October 11, 2008

Enfin un escalier !

Vous connaissez tous le vieil adage : le meilleur moment, c'est quand on monte l'escalier… Forcément, à ce moment-là, on ne voit que ce qui nous plaît et nous promet le plaisir, et les petits détails qui, dans un instant, nous feront froncer le sourcil sont encore invisibles.

Ce matin, le jeune mec avec lequel j'échange des saluts depuis quelques jours me demande si je ne fais pas ma muscu. Je lui dis que c'est déjà fait depuis un moment, qu'il faut se lever plus tôt s'il veut profiter du spectacle (non, mais quelle prétention !). Il s'approche du muret qui sépare nos deux immeubles et nous engageons la conversation. Il me suggère très vite que nous devrions prendre le café ensemble un de ces jours. Je lui réponds que rien ne pourrait me faire plus plaisir. Il me demande mon numéro d'appartement, puis mon prénom. Lui, il s'appelle Mickaël. Je trouve que ça lui va bien.

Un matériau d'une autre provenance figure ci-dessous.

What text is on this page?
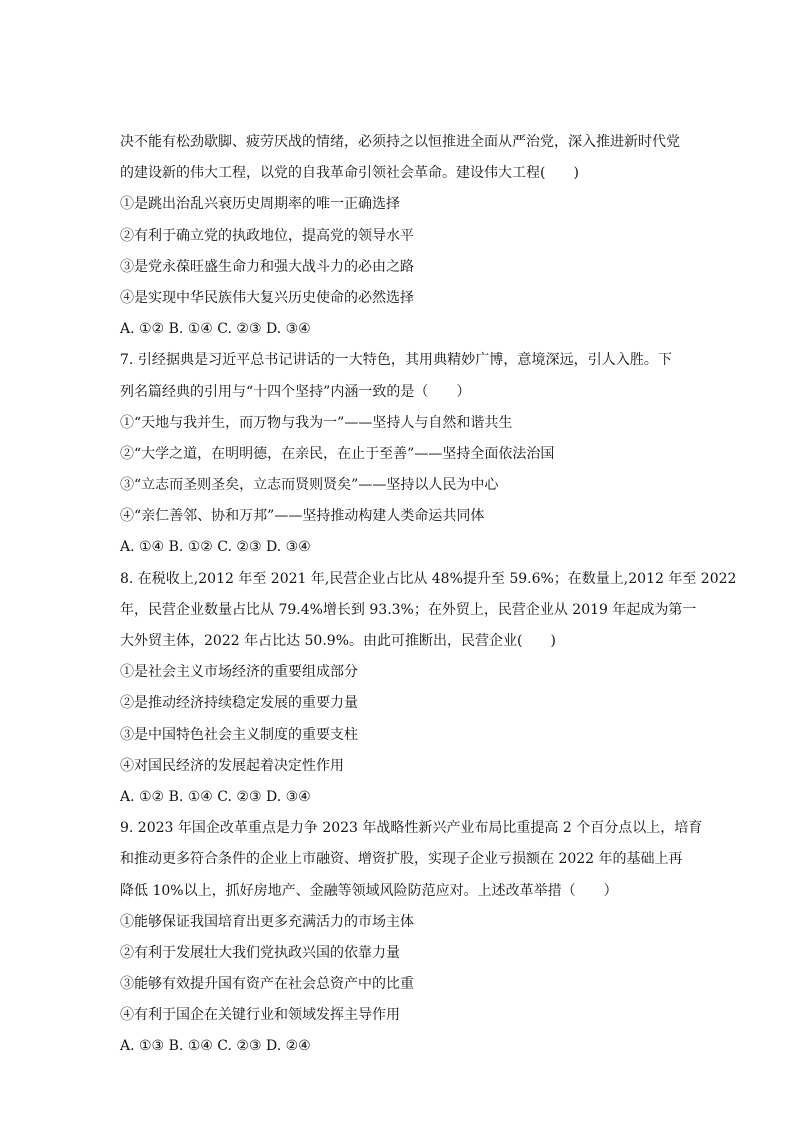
决不能有松劲歇脚、疲劳厌战的情绪，必须持之以恒推进全面从严治党，深入推进新时代党
的建设新的伟大工程，以党的自我革命引领社会革命。建设伟大工程(　　)
①是跳出治乱兴衰历史周期率的唯一正确选择
②有利于确立党的执政地位，提高党的领导水平
③是党永葆旺盛生命力和强大战斗力的必由之路
④是实现中华民族伟大复兴历史使命的必然选择
A. ①② B. ①④ C. ②③ D. ③④
7. 引经据典是习近平总书记讲话的一大特色，其用典精妙广博，意境深远，引人入胜。下
列名篇经典的引用与“十四个坚持”内涵一致的是（　　）
①“天地与我并生，而万物与我为一”——坚持人与自然和谐共生
②“大学之道，在明明德，在亲民，在止于至善”——坚持全面依法治国
③“立志而圣则圣矣，立志而贤则贤矣”——坚持以人民为中心
④“亲仁善邻、协和万邦”——坚持推动构建人类命运共同体
A. ①④ B. ①② C. ②③ D. ③④
8. 在税收上,2012 年至 2021 年,民营企业占比从 48%提升至 59.6%；在数量上,2012 年至 2022
年，民营企业数量占比从 79.4%增长到 93.3%；在外贸上，民营企业从 2019 年起成为第一
大外贸主体，2022 年占比达 50.9%。由此可推断出，民营企业(　　)
①是社会主义市场经济的重要组成部分
②是推动经济持续稳定发展的重要力量
③是中国特色社会主义制度的重要支柱
④对国民经济的发展起着决定性作用
A. ①② B. ①④ C. ②③ D. ③④
9. 2023 年国企改革重点是力争 2023 年战略性新兴产业布局比重提高 2 个百分点以上，培育
和推动更多符合条件的企业上市融资、增资扩股，实现子企业亏损额在 2022 年的基础上再
降低 10%以上，抓好房地产、金融等领域风险防范应对。上述改革举措（　　）
①能够保证我国培育出更多充满活力的市场主体
②有利于发展壮大我们党执政兴国的依靠力量
③能够有效提升国有资产在社会总资产中的比重
④有利于国企在关键行业和领域发挥主导作用
A. ①③ B. ①④ C. ②③ D. ②④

Depuis combien de temps n'avais-je pas eu, ici, ce qui ressemble un peu à un flirt ? Des années, me semble-t-il. Bon, je ne me leurre pas. Mickaël m'a dit qu'il habitait avec son ami sans préciser s'il l'écrivait avec un e au bout. Et puis, une fois qu'il sera chez moi, il sera devenu un mec comme les autres, et alors je verrai ce qui ne me plaît pas. Certes, mais en attendant, c'est bien agréable…

Si j'étais malin, je retarderais le plus possible le moment de l'inviter à prendre ce café !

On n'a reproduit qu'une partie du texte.